Conclusion du créateur : pour le cœur, Henry ; pour l’équipe, Vieira. Si vos ressources sont limitées, demandez-vous ce qui compte le plus pour vous : le plaisir d’aligner une légende offensive, ou l’optimisation de votre collectif.
Construire une bonne équipe sur FC 26 prend du temps, surtout si vous refusez de dépenser de l’argent réel dans les points FC. Beaucoup de joueurs cherchent alors des solutions pour avancer plus vite tout en gardant un contrôle sur leur budget. C’est là que des plateformes spécialisées comme ItemD2R peuvent entrer en jeu.
Sur crédits fifa bon marché, vous avez accès à des offres de fc 26 credits à prix compétitif, avec une livraison généralement rapide et des méthodes pensées pour limiter les risques si vous suivez les consignes.
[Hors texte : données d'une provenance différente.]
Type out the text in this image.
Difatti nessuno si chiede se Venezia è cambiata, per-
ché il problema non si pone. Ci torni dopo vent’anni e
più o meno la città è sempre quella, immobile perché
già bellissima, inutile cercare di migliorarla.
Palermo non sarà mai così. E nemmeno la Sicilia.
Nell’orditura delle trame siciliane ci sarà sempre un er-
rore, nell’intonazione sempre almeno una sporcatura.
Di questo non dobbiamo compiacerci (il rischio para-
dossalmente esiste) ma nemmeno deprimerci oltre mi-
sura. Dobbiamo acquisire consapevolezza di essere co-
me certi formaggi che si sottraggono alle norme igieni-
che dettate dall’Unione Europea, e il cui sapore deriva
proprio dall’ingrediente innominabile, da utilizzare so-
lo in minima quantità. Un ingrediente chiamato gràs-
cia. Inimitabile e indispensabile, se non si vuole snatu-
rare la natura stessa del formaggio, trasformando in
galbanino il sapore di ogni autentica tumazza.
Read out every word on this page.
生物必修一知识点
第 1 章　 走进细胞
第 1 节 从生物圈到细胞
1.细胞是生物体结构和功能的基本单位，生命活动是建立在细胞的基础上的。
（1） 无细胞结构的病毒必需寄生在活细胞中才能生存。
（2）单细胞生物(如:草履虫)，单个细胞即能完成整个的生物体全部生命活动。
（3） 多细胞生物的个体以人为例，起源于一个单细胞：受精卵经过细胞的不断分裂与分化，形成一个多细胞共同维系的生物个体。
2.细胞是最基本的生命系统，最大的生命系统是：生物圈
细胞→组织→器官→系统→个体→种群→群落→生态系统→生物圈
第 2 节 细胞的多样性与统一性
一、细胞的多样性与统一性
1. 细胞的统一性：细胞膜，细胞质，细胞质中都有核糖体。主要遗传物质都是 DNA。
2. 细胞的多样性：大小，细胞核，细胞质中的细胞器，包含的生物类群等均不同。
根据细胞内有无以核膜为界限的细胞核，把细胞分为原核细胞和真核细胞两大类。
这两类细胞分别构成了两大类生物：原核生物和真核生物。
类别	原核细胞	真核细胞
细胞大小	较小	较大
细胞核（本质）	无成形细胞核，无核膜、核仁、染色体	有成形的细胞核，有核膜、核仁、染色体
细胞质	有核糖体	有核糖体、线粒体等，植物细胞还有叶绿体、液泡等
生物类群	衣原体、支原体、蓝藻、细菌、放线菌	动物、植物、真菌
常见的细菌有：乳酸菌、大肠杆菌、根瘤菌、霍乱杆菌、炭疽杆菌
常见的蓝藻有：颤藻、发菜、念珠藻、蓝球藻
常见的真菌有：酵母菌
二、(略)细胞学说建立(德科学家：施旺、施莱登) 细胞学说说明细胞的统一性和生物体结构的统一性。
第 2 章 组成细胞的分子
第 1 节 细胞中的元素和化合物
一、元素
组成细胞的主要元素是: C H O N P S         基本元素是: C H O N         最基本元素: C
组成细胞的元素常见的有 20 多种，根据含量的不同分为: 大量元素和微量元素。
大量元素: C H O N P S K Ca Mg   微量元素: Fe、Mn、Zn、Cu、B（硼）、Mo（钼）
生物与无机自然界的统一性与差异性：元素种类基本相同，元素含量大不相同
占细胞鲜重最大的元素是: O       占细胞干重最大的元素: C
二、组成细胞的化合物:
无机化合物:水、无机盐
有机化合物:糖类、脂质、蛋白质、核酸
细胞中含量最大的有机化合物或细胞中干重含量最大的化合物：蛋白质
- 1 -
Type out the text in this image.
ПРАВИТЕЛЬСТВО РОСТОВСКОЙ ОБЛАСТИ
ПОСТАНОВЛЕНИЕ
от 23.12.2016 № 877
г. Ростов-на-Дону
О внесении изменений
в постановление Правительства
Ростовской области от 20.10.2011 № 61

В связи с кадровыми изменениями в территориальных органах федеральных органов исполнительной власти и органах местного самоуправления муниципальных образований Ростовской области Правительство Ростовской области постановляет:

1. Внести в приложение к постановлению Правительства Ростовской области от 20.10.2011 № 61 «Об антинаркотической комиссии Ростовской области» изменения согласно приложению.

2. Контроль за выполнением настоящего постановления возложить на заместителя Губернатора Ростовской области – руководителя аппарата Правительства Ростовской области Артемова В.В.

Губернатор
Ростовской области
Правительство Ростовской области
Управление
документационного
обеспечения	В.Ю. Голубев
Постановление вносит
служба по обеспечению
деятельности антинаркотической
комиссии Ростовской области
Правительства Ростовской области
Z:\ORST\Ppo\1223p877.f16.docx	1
L’idée n’est pas de transformer votre compte en pay-to-win absolu, mais de gagner quelques semaines de grind pour enfin compléter ce DCE icon ou acheter la carte méta qui manque à votre effectif.
Utiliser ce type de service de façon responsable peut avoir plusieurs avantages :
Il est toutefois crucial de bien comprendre les risques inhérents à l’achat de crédits auprès de tiers (notamment vis-à-vis des conditions d’utilisation d’EA). Avant toute décision, informez-vous et acceptez consciemment les conséquences potentielles. Si vous choisissez cette voie, privilégiez des sites ayant une certaine ancienneté et des retours positifs, comme fc 26 credits, plutôt que des vendeurs anonymes sur des marketplaces obscures.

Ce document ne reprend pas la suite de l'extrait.